ESTYN report on Youth Support Services in Wales : The Value of Youth Work


You may be aware that the Welsh Government, through its annual remit letter for 2017-18, asked Estyn to survey youth support services in Wales.
Estyn has now published the report, on its website. The report is here, and is called ‘Youth Support Services in Wales The Value of Youth Work’: ESTYN REPORT.

Estyn’s report is the first in a series arising from a joint project examining issues around support for young people in Wales. This project is being carried out by Estyn, Care Inspectorate Wales, Healthcare Inspectorate Wales and the Wales Audit Office working together as Inspection Wales.

The report contains a series of recommendations for providers of youth support services, local authorities and Welsh Government. Please refer to the ‘main messages’ section for a quick overview of the report. The main body of the report provides the key detail to support the conclusions. There is also useful information in the appendices and glossary.

The messages are generally positive and supportive to the sector. Estyn found youth work as a way of working with young people is ‘alive and kicking’ in Wales, and that professional youth workers work really hard at maintaining this, even when working in services which are very targeted. This youth work methodology provides something special to those services, which helps them help young people achieve, especially in some of the most trying and disadvantaged circumstances.
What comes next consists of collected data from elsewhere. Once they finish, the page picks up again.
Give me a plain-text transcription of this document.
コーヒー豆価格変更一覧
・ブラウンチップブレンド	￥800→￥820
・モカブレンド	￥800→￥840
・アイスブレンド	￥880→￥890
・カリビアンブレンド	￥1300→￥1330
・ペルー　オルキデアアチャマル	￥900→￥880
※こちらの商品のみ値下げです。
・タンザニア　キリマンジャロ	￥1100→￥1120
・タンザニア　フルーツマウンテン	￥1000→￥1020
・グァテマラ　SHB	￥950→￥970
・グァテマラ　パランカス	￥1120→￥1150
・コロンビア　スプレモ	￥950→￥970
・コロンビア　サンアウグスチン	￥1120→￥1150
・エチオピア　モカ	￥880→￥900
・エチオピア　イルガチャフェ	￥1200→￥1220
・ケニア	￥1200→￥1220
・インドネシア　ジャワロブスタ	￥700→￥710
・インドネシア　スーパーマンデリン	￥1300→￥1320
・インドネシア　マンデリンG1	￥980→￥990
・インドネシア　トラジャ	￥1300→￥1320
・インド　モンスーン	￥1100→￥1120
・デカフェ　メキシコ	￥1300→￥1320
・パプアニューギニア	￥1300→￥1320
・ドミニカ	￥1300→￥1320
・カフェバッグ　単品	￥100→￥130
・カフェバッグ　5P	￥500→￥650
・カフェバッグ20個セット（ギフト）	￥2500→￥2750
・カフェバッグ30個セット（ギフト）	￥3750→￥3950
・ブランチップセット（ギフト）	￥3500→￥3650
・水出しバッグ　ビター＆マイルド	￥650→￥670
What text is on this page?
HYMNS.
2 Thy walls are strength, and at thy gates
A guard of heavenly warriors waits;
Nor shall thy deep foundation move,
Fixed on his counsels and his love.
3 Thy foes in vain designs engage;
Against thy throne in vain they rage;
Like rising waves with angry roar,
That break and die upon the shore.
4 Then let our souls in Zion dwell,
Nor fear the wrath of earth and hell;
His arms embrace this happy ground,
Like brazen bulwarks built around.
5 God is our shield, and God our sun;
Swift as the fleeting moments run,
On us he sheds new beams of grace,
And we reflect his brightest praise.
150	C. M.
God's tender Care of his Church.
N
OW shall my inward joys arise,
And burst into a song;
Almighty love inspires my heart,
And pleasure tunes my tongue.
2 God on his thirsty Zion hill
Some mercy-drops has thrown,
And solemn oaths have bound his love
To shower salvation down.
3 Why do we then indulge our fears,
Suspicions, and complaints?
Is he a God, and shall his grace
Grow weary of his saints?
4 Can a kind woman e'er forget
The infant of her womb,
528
There is however a lot of work to do, to make sure young people get the services they need and deserve. Not least, the sector needs to agree how it plans for services, prioritises its work, and maintains the youth work ethos within all youth support services, in order to ensure young people’s rights are assured.

estyn report

The key messages from the report are as follows:

• Youth support services are educational services.
• The statutory basis for youth support services is found within education legislation beginning with the 1944 education act, and more recently in the learning and Skills Act (2000), and expanded further in the Welsh Government’s statutory guidance Expending Entitlement (2002).
• Youth support services are defined broadly within both the legislation and in Extending Entitlement, and intentionally cover not only focussed intervention services but also the services traditionally provided through local authority and voluntary sector youth services.
• Extending Entitlement makes youth work central to youth support services provision.
• There is a clear and profound difference between generic ‘work with young people’ and ‘youth work’.
• Youth work is a specific way of working with young people, which is defined, has a clear ethical base, and is set against professional occupational standards.
• The most effective services for young people, including intervention services are those, which are underpinned by youth work values, and are delivered through the medium of youth work.
• Unfortunately, youth work is frequently confused with settings in which young people gather, or with organised activities provided for young people, this creates confusion when the value of youth work is discussed.
• The breadth of youth support services available to young people is decreasing, with an increasing focus on intervention services at the expense of valuable community based social, recreational opportunities for young people.
• Young people’s access to services in Wales are too dependent upon where they live.
• Although Extending Entitlement remains in force as Welsh Government guidance for this work, its influence has declined.
• Youth support services are available through both the Welsh and English languages, however the strongest focus is on the provision of Welsh medium cultural activities and less on bilingual activities, and targeted support work through the medium of Welsh.
• The local authority and the voluntary sector both deliver valuable services to young people, and in many instances work well together in partnership to provide local services. However, the status of voluntary sector work is generally not equal to that of local authority work when it comes to strategic planning at a local or regional level.